The overload of busy minds will not only ruin the pursuit of big ideas, it will end bravery that comes from conviction.

Gabler also says, "In the past, we collected information not simply to know things. That was only the beginning. We also collected information to convert it into something larger than facts and ultimately more useful..." We have become so busy in our schedules and minds that we don't take time to turn information into conviction.

For what will our children stand up? For what will they risk friends, career, or life?  Not a fact, not a tweet, not a line from a new comedy. They will stand up for convictions that have had time to settle into their pores and soak into the very marrow of their bones. They will risk for important things that they have been able to move from information to belief to conviction.

How can we help our children? 

Intentionally and selectively cut off information streams. Aggressively give space in life to talk and think.  Trips in the car don't have to be filled with screens to placate cries of "he hit me," but can be filled with quiet and conversation for thoughts; it is okay to stare out of the window and count cows!  One of my twenty-something daughters just reminded me of the one-hour-a-day-of-screens rule we had when they were young.  It wasn't too bad most of the week, but Saturday mornings were tough!  If they could get me to watch with them, the time expanded. I watched some great cartoons back then, piled on the couch together.

Dinners at home, where everyone sits until the others are finished creates collaborative family thinking; it really is okay to have them wait to be excused!

You can make a schedule where chunks of time called "thinking time" or "nothing" are scheduled so they happen. Everyone can pose like "The Thinker," wouldn't that be interesting?

Read quality and time tested books to children, pray together, share family devotions, go for walks.

Where can you intentionally introduce your children to big ideas and give them time to settle those into convictions?

Your example is powerful. Share with your children what is important to you. Stand for something yourself.  Act on your convictions so your children know people do that. When was the last time you stood for something important and your children knew it? Can you list your top ten convictions, the beliefs and ideas for which you will take a stand?

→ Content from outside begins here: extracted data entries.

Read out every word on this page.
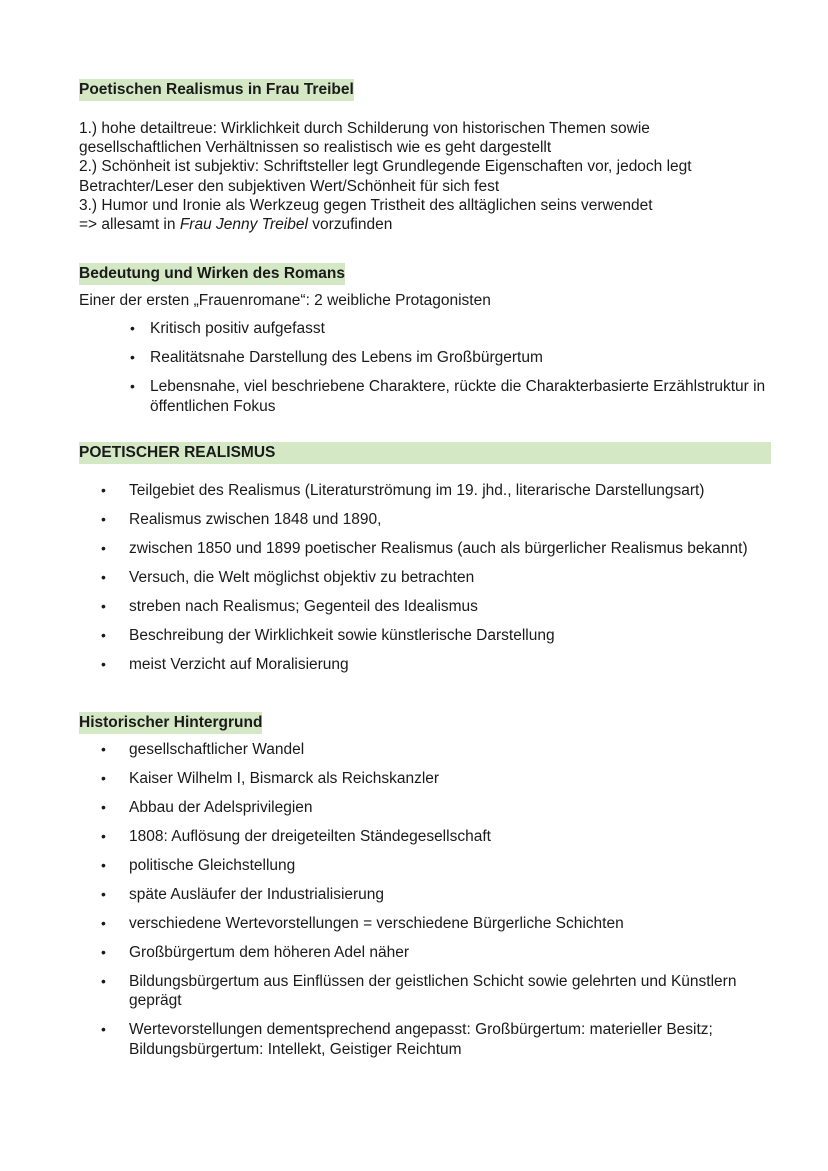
Poetischen Realismus in Frau Treibel

1.) hohe detailtreue: Wirklichkeit durch Schilderung von historischen Themen sowie gesellschaftlichen Verhältnissen so realistisch wie es geht dargestellt

2.) Schönheit ist subjektiv: Schriftsteller legt Grundlegende Eigenschaften vor, jedoch legt Betrachter/Leser den subjektiven Wert/Schönheit für sich fest

3.) Humor und Ironie als Werkzeug gegen Tristheit des alltäglichen seins verwendet

=> allesamt in Frau Jenny Treibel vorzufinden

Bedeutung und Wirken des Romans

Einer der ersten „Frauenromane“: 2 weibliche Protagonisten

• Kritisch positiv aufgefasst
• Realitätsnahe Darstellung des Lebens im Großbürgertum
• Lebensnahe, viel beschriebene Charaktere, rückte die Charakterbasierte Erzählstruktur in öffentlichen Fokus
POETISCHER REALISMUS
• Teilgebiet des Realismus (Literaturströmung im 19. jhd., literarische Darstellungsart)
• Realismus zwischen 1848 und 1890,
• zwischen 1850 und 1899 poetischer Realismus (auch als bürgerlicher Realismus bekannt)
• Versuch, die Welt möglichst objektiv zu betrachten
• streben nach Realismus; Gegenteil des Idealismus
• Beschreibung der Wirklichkeit sowie künstlerische Darstellung
• meist Verzicht auf Moralisierung
Historischer Hintergrund
• gesellschaftlicher Wandel
• Kaiser Wilhelm I, Bismarck als Reichskanzler
• Abbau der Adelsprivilegien
• 1808: Auflösung der dreigeteilten Ständegesellschaft
• politische Gleichstellung
• späte Ausläufer der Industrialisierung
• verschiedene Wertevorstellungen = verschiedene Bürgerliche Schichten
• Großbürgertum dem höheren Adel näher
• Bildungsbürgertum aus Einflüssen der geistlichen Schicht sowie gelehrten und Künstlern geprägt
• Wertevorstellungen dementsprechend angepasst: Großbürgertum: materieller Besitz; Bildungsbürgertum: Intellekt, Geistiger Reichtum
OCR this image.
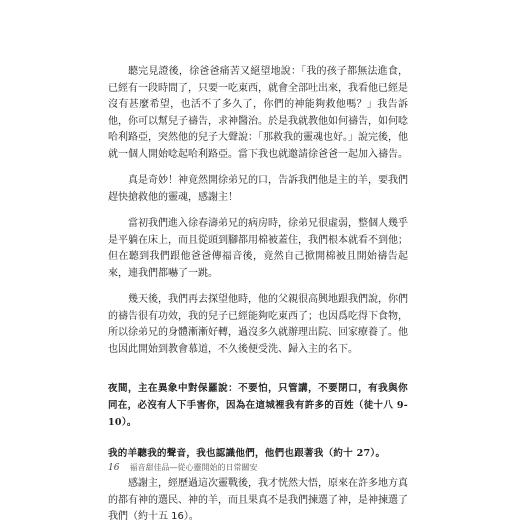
聽完見證後，徐爸爸痛苦又絕望地說：「我的孩子都無法進食，已經有一段時間了，只要一吃東西，就會全部吐出來，我看他已經是沒有甚麼希望，也活不了多久了，你們的神能夠救他嗎？」我告訴他，你可以幫兒子禱告，求神醫治。於是我就教他如何禱告，如何唸哈利路亞，突然他的兒子大聲說：「那救我的靈魂也好。」說完後，他就一個人開始唸起哈利路亞。當下我也就邀請徐爸爸一起加入禱告。

真是奇妙！神竟然開徐弟兄的口，告訴我們他是主的羊，要我們趕快搶救他的靈魂，感謝主！

當初我們進入徐春濤弟兄的病房時，徐弟兄很虛弱，整個人幾乎是平躺在床上，而且從頭到腳都用棉被蓋住，我們根本就看不到他；但在聽到我們跟他爸爸傳福音後，竟然自己掀開棉被且開始禱告起來，連我們都嚇了一跳。

幾天後，我們再去探望他時，他的父親很高興地跟我們說，你們的禱告很有功效，我的兒子已經能夠吃東西了；也因爲吃得下食物，所以徐弟兄的身體漸漸好轉，過沒多久就辦理出院、回家療養了。他也因此開始到教會慕道，不久後便受洗、歸入主的名下。

夜間，主在異象中對保羅說：不要怕，只管講，不要閉口，有我與你同在，必沒有人下手害你，因為在這城裡我有許多的百姓（徒十八 9-10）。

我的羊聽我的聲音，我也認識他們，他們也跟著我（約十 27）。

感謝主，經歷過這次靈戰後，我才恍然大悟，原來在許多地方真的都有神的選民、神的羊，而且果真不是我們揀選了神，是神揀選了我們（約十五 16）。

16 福音甜佳品—從心靈開始的日常關安
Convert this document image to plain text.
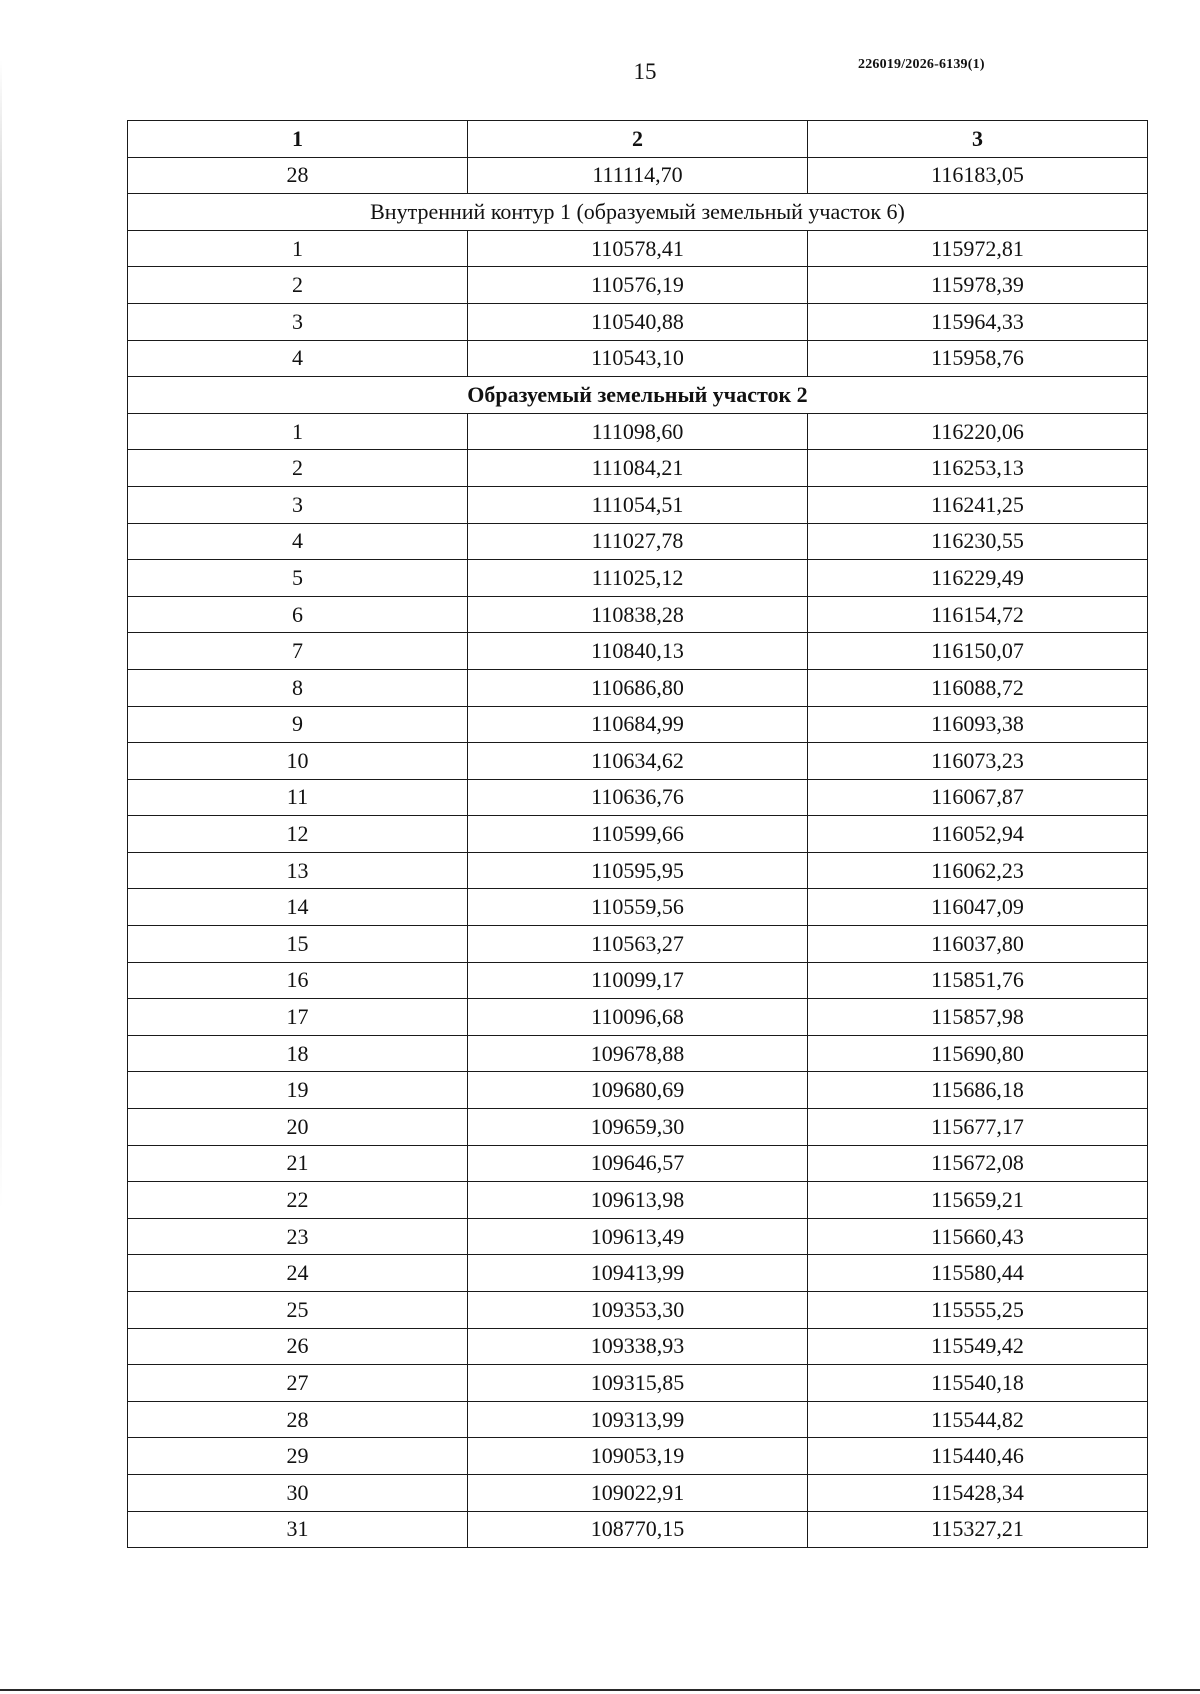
15	226019/2026-6139(1)
1	2	3
28	111114,70	116183,05
Внутренний контур 1 (образуемый земельный участок 6)		
1	110578,41	115972,81
2	110576,19	115978,39
3	110540,88	115964,33
4	110543,10	115958,76
Образуемый земельный участок 2		
1	111098,60	116220,06
2	111084,21	116253,13
3	111054,51	116241,25
4	111027,78	116230,55
5	111025,12	116229,49
6	110838,28	116154,72
7	110840,13	116150,07
8	110686,80	116088,72
9	110684,99	116093,38
10	110634,62	116073,23
11	110636,76	116067,87
12	110599,66	116052,94
13	110595,95	116062,23
14	110559,56	116047,09
15	110563,27	116037,80
16	110099,17	115851,76
17	110096,68	115857,98
18	109678,88	115690,80
19	109680,69	115686,18
20	109659,30	115677,17
21	109646,57	115672,08
22	109613,98	115659,21
23	109613,49	115660,43
24	109413,99	115580,44
25	109353,30	115555,25
26	109338,93	115549,42
27	109315,85	115540,18
28	109313,99	115544,82
29	109053,19	115440,46
30	109022,91	115428,34
31	108770,15	115327,21
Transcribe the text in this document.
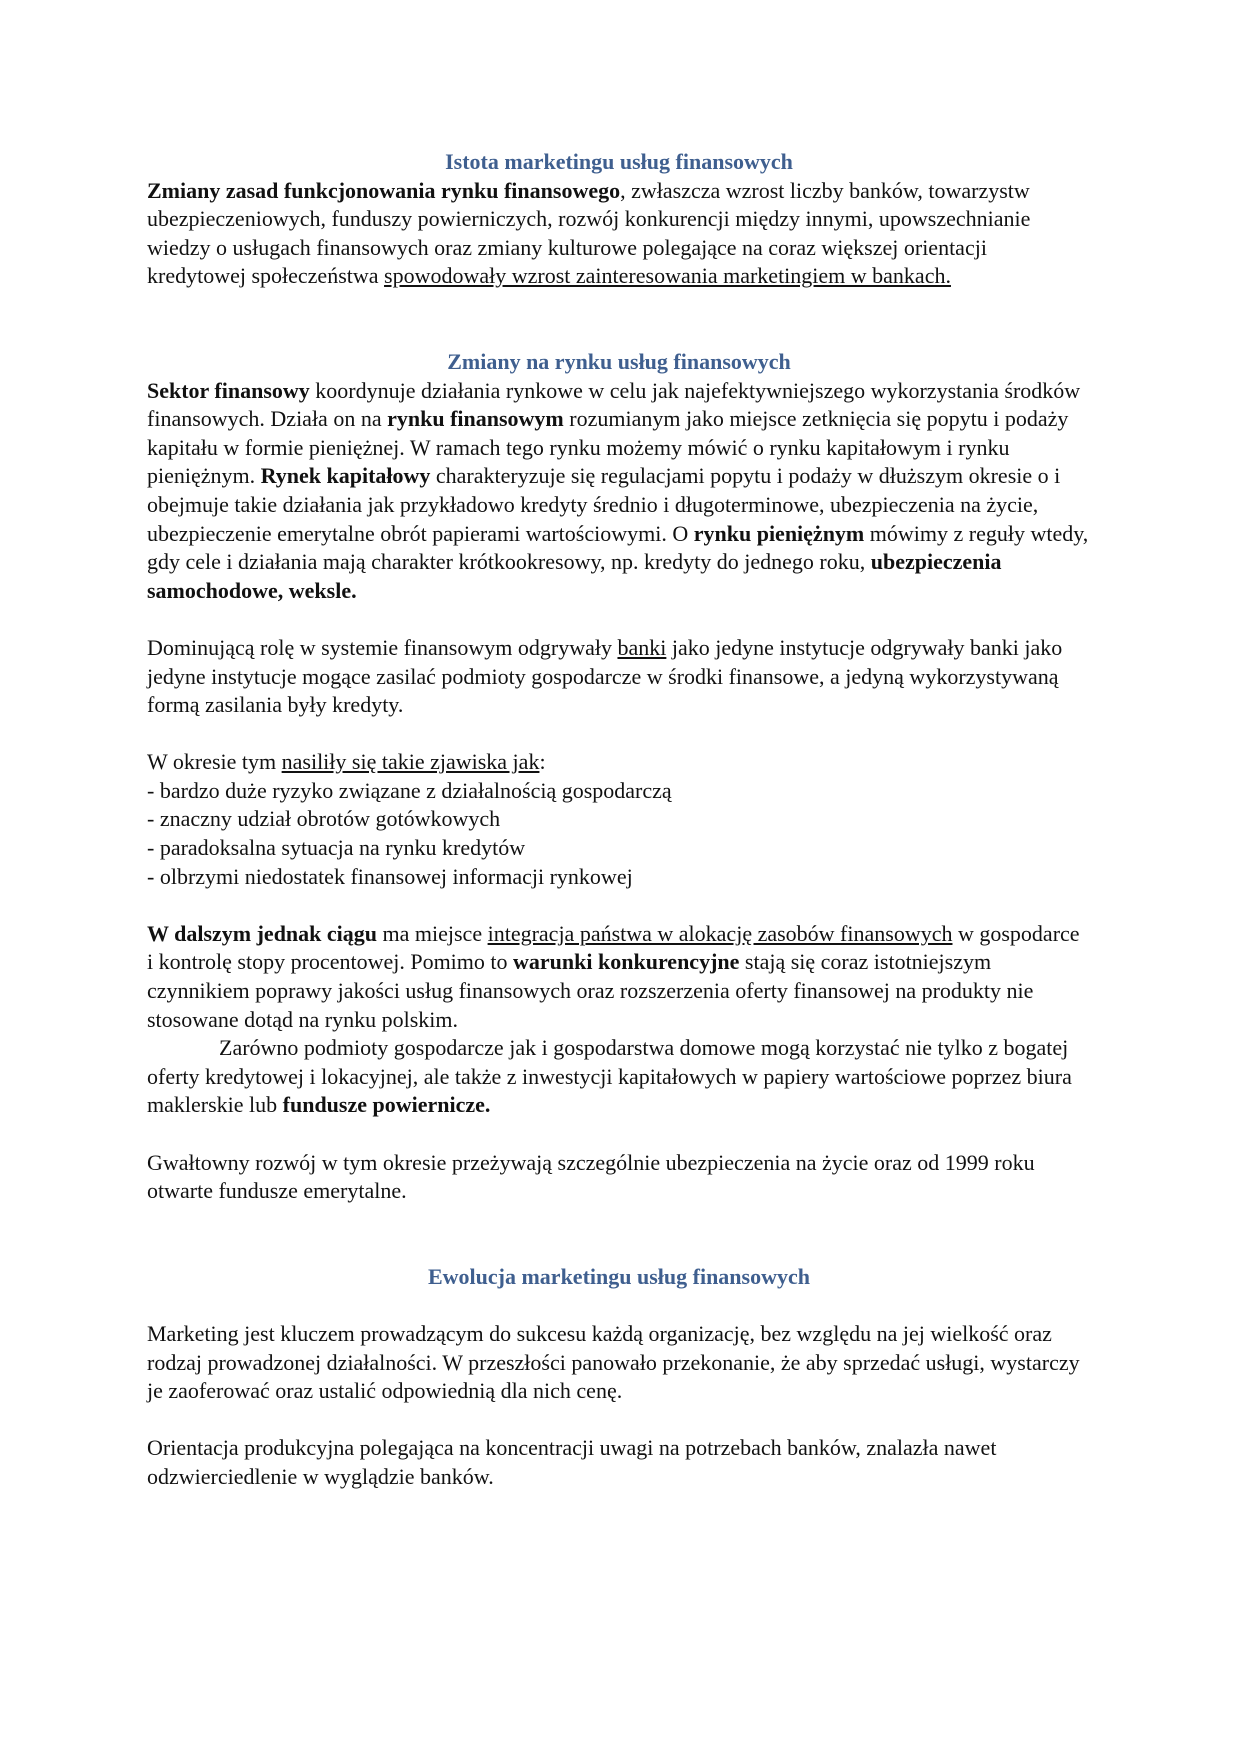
Istota marketingu usług finansowych

Zmiany zasad funkcjonowania rynku finansowego, zwłaszcza wzrost liczby banków, towarzystw ubezpieczeniowych, funduszy powierniczych, rozwój konkurencji między innymi, upowszechnianie wiedzy o usługach finansowych oraz zmiany kulturowe polegające na coraz większej orientacji kredytowej społeczeństwa spowodowały wzrost zainteresowania marketingiem w bankach.

Zmiany na rynku usług finansowych

Sektor finansowy koordynuje działania rynkowe w celu jak najefektywniejszego wykorzystania środków finansowych. Działa on na rynku finansowym rozumianym jako miejsce zetknięcia się popytu i podaży kapitału w formie pieniężnej. W ramach tego rynku możemy mówić o rynku kapitałowym i rynku pieniężnym. Rynek kapitałowy charakteryzuje się regulacjami popytu i podaży w dłuższym okresie o i obejmuje takie działania jak przykładowo kredyty średnio i długoterminowe, ubezpieczenia na życie, ubezpieczenie emerytalne obrót papierami wartościowymi. O rynku pieniężnym mówimy z reguły wtedy, gdy cele i działania mają charakter krótkookresowy, np. kredyty do jednego roku, ubezpieczenia samochodowe, weksle.

Dominującą rolę w systemie finansowym odgrywały banki jako jedyne instytucje odgrywały banki jako jedyne instytucje mogące zasilać podmioty gospodarcze w środki finansowe, a jedyną wykorzystywaną formą zasilania były kredyty.

W okresie tym nasiliły się takie zjawiska jak:

- bardzo duże ryzyko związane z działalnością gospodarczą

- znaczny udział obrotów gotówkowych

- paradoksalna sytuacja na rynku kredytów

- olbrzymi niedostatek finansowej informacji rynkowej

W dalszym jednak ciągu ma miejsce integracja państwa w alokację zasobów finansowych w gospodarce i kontrolę stopy procentowej. Pomimo to warunki konkurencyjne stają się coraz istotniejszym czynnikiem poprawy jakości usług finansowych oraz rozszerzenia oferty finansowej na produkty nie stosowane dotąd na rynku polskim.

Zarówno podmioty gospodarcze jak i gospodarstwa domowe mogą korzystać nie tylko z bogatej oferty kredytowej i lokacyjnej, ale także z inwestycji kapitałowych w papiery wartościowe poprzez biura maklerskie lub fundusze powiernicze.

Gwałtowny rozwój w tym okresie przeżywają szczególnie ubezpieczenia na życie oraz od 1999 roku otwarte fundusze emerytalne.

Ewolucja marketingu usług finansowych

Marketing jest kluczem prowadzącym do sukcesu każdą organizację, bez względu na jej wielkość oraz rodzaj prowadzonej działalności. W przeszłości panowało przekonanie, że aby sprzedać usługi, wystarczy je zaoferować oraz ustalić odpowiednią dla nich cenę.

Orientacja produkcyjna polegająca na koncentracji uwagi na potrzebach banków, znalazła nawet odzwierciedlenie w wyglądzie banków.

Good choices will follow conviction. Choosing to do what is right requires knowing what is right before crunch time and then being willing to do something about it. Convictions developed over time from big ideas take on feet in our children's lives.

Children with conviction become bravehearts.

I hope you find ways to let big ideas seep into your child's life and grab their hearts as convictions.



1 comment:

  1. I liked your distinction between belief and conviction. Beliefs are good, but they never manifest in reality unless action is taken. But if our actions reflect our beliefs (therefore, making them convictions) then we can create any reality we can imagine.